# learning about caterin



## mel (Jan 20, 2003)

Chef Arnold,
You may find the job posting section of
interest in the NACUF's Website,(National
Association College/University foodservices)
Having worked in a large university setting
for 12 years, there are many Middle size Colleges
and Universites that offer a range of exposure
and opportunities to learn about catering. 
Hope this helps. ML


----------



## cplizza (Mar 3, 2003)

can anyone recommend a site to get lg quanity receipes? I am new into catering and have purchased one book for serving 50 but an already looking for new ideas. It's even difficult finding books on this subject.


----------



## pete (Oct 7, 2001)

Don't know may books available for large volume catering, but I am sure there are many out there. Try the JP Prince website, they usually have many books available for the professional. There is one book that is a must for caterers. I forget the name, but it is a book of measurements and yields. It gives you portion sizes and amounts for just about everything from a medium onion to a #10 can of diced tomatoes. Anyone remember the name of that book?


----------



## suzanne (May 26, 2001)

The book Pete refers to is: _Chef's Book of Formulas, Yields, and Sizes_ by Arno Schmidt, published in the U.S. by Van Nostrand Reinhold and by International Thomson in many other countries. The second edition came out in 1996; I don't know if there's been an update since.

If you want the website of the supplier he mentioned, it's: 
JB Prince


----------



## pete (Oct 7, 2001)

Thanks Suzanne, I couldn't quite remember the name, but that was the one I was thinking about!!!


----------



## cplizza (Mar 3, 2003)

Thanks so much for all the information.

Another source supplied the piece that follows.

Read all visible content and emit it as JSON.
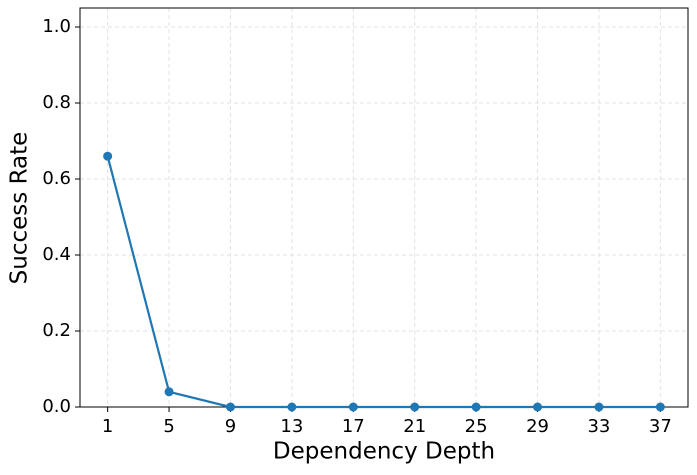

It is a big help. I will look for the book and try and find that site. If you can think of anymore helpful information please let me know.


----------



## cplizza (Mar 3, 2003)

Suzanne.............thank you for the book Chefs book of Formuals. Went to B&N and they actually have one that is brand new coming 9out this month, so I ordered it. ..........50 and still cookin


----------